In 1981, Elizabeth Thompson was elected a member of the International Statistical Institute, and in 1988, she was awarded an Sc.D. degree by the University of Cambridge. In 1994, she gave the R.A.Fisher Lecture at the Joint Statistical Meetings in Toronto. In 1996, she gave the Neyman Lecture (IMS) at the Joint Statistical Meetings in Chicago. In 1998, she was elected a Fellow of the American Academy of Arts and Sciences. In 2001, she received the inaugural Jerome Sacks Award for Cross-Disciplinary Research from the National Institute for Statistical Science, and also the Weldon Prize for contributions to Biometry from the University of Oxford." For 2002-03 Elizabeth Thompson held a Guggenheim Fellowship, and in 2006 (Nov-Dec), she was a Rothschild Visiting Professor at the Isaac Newton Institute, University of Cambridge . In 2008, she was elected to the US National Academy of Sciences.
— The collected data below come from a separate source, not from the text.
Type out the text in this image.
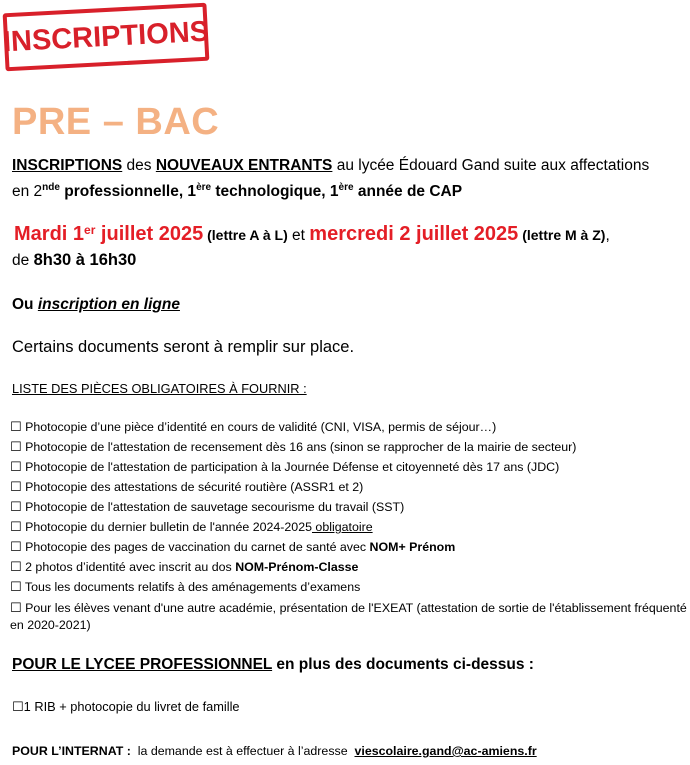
INSCRIPTIONS
PRE – BAC
INSCRIPTIONS des NOUVEAUX ENTRANTS au lycée Édouard Gand suite aux affectations
en 2nde professionnelle, 1ère technologique, 1ère année de CAP
Mardi 1er juillet 2025 (lettre A à L) et mercredi 2 juillet 2025 (lettre M à Z),
de 8h30 à 16h30
Ou inscription en ligne
Certains documents seront à remplir sur place.
LISTE DES PIÈCES OBLIGATOIRES À FOURNIR :
☐ Photocopie d’une pièce d’identité en cours de validité (CNI, VISA, permis de séjour…)
☐ Photocopie de l'attestation de recensement dès 16 ans (sinon se rapprocher de la mairie de secteur)
☐ Photocopie de l'attestation de participation à la Journée Défense et citoyenneté dès 17 ans (JDC)
☐ Photocopie des attestations de sécurité routière (ASSR1 et 2)
☐ Photocopie de l'attestation de sauvetage secourisme du travail (SST)
☐ Photocopie du dernier bulletin de l'année 2024-2025 obligatoire
☐ Photocopie des pages de vaccination du carnet de santé avec NOM+ Prénom
☐ 2 photos d’identité avec inscrit au dos NOM-Prénom-Classe
☐ Tous les documents relatifs à des aménagements d’examens
☐ Pour les élèves venant d'une autre académie, présentation de l'EXEAT (attestation de sortie de l'établissement fréquenté en 2020-2021)
POUR LE LYCEE PROFESSIONNEL en plus des documents ci-dessus :
☐1 RIB + photocopie du livret de famille
POUR L’INTERNAT :  la demande est à effectuer à l’adresse  viescolaire.gand@ac-amiens.fr
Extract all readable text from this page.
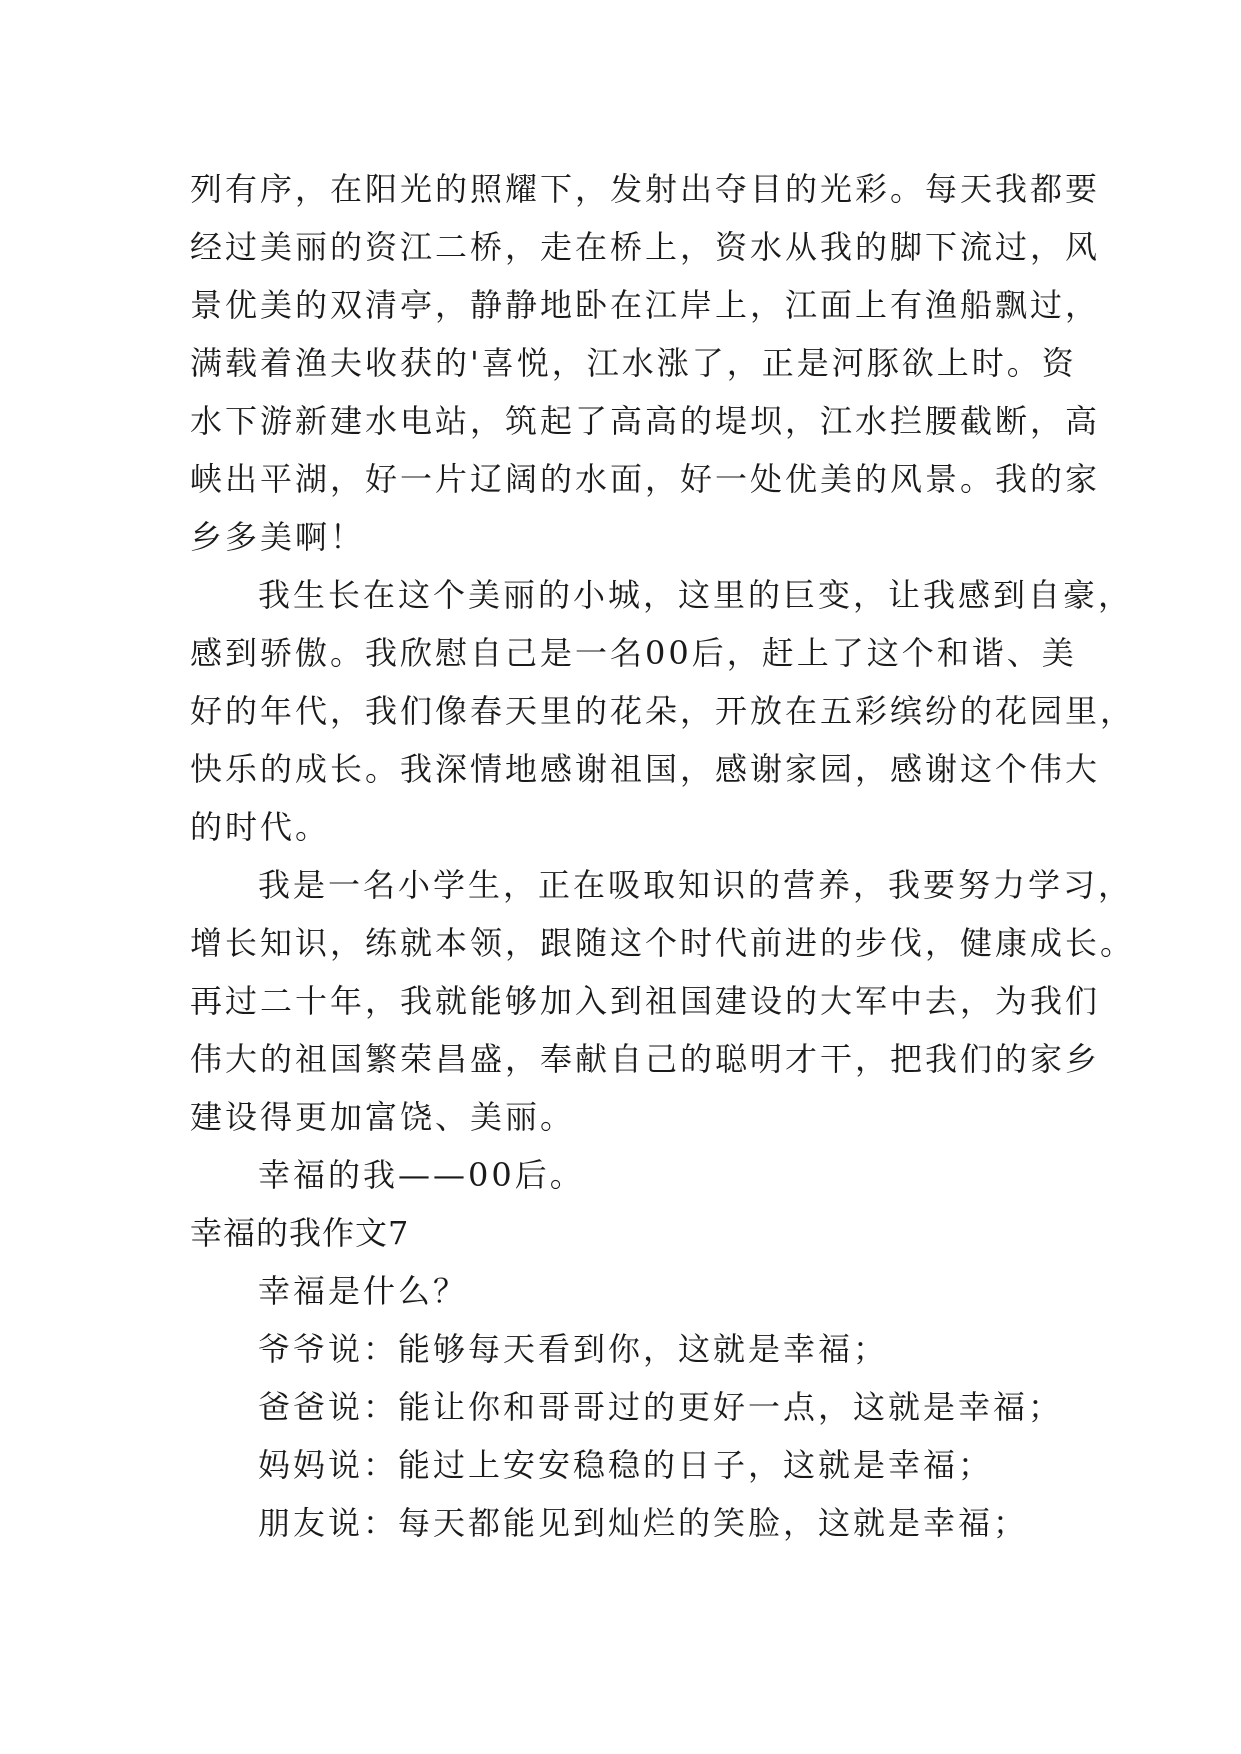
列有序，在阳光的照耀下，发射出夺目的光彩。每天我都要
经过美丽的资江二桥，走在桥上，资水从我的脚下流过，风
景优美的双清亭，静静地卧在江岸上，江面上有渔船飘过，
满载着渔夫收获的'喜悦，江水涨了，正是河豚欲上时。资
水下游新建水电站，筑起了高高的堤坝，江水拦腰截断，高
峡出平湖，好一片辽阔的水面，好一处优美的风景。我的家
乡多美啊！
我生长在这个美丽的小城，这里的巨变，让我感到自豪，
感到骄傲。我欣慰自己是一名00后，赶上了这个和谐、美
好的年代，我们像春天里的花朵，开放在五彩缤纷的花园里，
快乐的成长。我深情地感谢祖国，感谢家园，感谢这个伟大
的时代。
我是一名小学生，正在吸取知识的营养，我要努力学习，
增长知识，练就本领，跟随这个时代前进的步伐，健康成长。
再过二十年，我就能够加入到祖国建设的大军中去，为我们
伟大的祖国繁荣昌盛，奉献自己的聪明才干，把我们的家乡
建设得更加富饶、美丽。
幸福的我——00后。
幸福的我作文7
幸福是什么？
爷爷说：能够每天看到你，这就是幸福；
爸爸说：能让你和哥哥过的更好一点，这就是幸福；
妈妈说：能过上安安稳稳的日子，这就是幸福；
朋友说：每天都能见到灿烂的笑脸，这就是幸福；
In recent years she has given several named lectures. In 2003 she was the Allen T. Craig Distinguished Lecturer at the University of Iowa, and in 2004 the Buehler-Martin Distinguished Lecturer at the University of Minnesota. In 2005 she was both the Mary Cartwright Lecturer at the London Mathematical Society, UK, and the Milton Sobel Lecturer at U. California Santa Barbara, and in 2006 was the Distinguished Lecturer in Statistical Science at the Fields Institute in Toronto, the Bahadur Lecturer at the University of Chicago, and gave the XXVII Fisher Memorial Lecture at the Isaac Newton Institute, in Cambridge, UK, In 2008, she gave the inaugural Tukey Lecture at the 7th World Congress in Probability and Statistics in Singapore, and the 2008 Kristnaiah Lecture at Penn State University. In 2009, she gave the 2008 Cockerham Lecture at NCSU.